Originally Posted by
rapattack
Stacking is like falling with the bike.
Ah, OK. Never heard it called stacking before. Crashing, wiping out, taking a tumble, taking a dive, a spill, even plain ol' falling I'd understood right off.
Originally Posted by
rapattack
The gears inside the motor. I don't have a pic. The motor is enclosed.
Then it's not your responsibility. A properly engineered drive line shouldn't fail like that. There should be a fuse (or some other limiter) that'd blow before the motor/gearbox is allowed to torque itself to death.
Originally Posted by
rapattack
Its just a theory....there are so many possibilities about this....the weight of the batteries is one of them
You've gotta look at the whole assembly, vehicle + driver. Sure, the new batteries are a lot chunkier than what you had before, but what was that in proportion to the overall weight? I'm guessing maybe a 10% increase total. It'd have to have been a fairly borderline system to start with if 10% was enough to break it.
Originally Posted by
rapattack
. They sit on a trailor.
A proper bike trailer, or something improvised that clunks around a lot? If the motor is shoddily engineered, reverse torque may be an issue. A very sudden increase in load can certainly contribute too.
Originally Posted by
rapattack
So are you saying that the speed would be reduced with one battery or the lasting power?
The speed would be greatly reduced. Electricity is often compared with water. Think of the batteries as a tank. The volume of the tank is similar to the capacity in amp hours, and the voltage is similar to how high the tank is sitting as compared to where you are.
Say that at the moment you have the tank 36 feet up in the air, and a hose running down to ground level. Open the hose and you get a decent squirt out of it.

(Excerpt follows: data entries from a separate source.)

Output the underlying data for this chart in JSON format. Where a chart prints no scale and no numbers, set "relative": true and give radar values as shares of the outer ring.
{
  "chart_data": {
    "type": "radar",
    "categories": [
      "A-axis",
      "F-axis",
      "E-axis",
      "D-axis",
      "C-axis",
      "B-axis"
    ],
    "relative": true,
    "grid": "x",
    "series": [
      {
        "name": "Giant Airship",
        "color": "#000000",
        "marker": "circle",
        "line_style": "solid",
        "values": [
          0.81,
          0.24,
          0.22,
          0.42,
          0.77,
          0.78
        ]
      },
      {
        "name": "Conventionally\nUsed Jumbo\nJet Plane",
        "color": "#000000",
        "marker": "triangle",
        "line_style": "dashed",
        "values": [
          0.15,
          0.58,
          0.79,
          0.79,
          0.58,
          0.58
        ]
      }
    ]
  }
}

If you decide to go with one battery, it'd be like only having the tank 12 feet up in the air. Opening the hose now would give a much weaker jet of water. And it's the strength of that jet of water that's pushing you forward.
You might get away with using 2 batteries though, but it depends on how clever the control electronics (the throttle) are. If its' built only to accomodate 36 V systems and you start feeding it 24 V it might decide that something is seriously wrong and shut down immediately.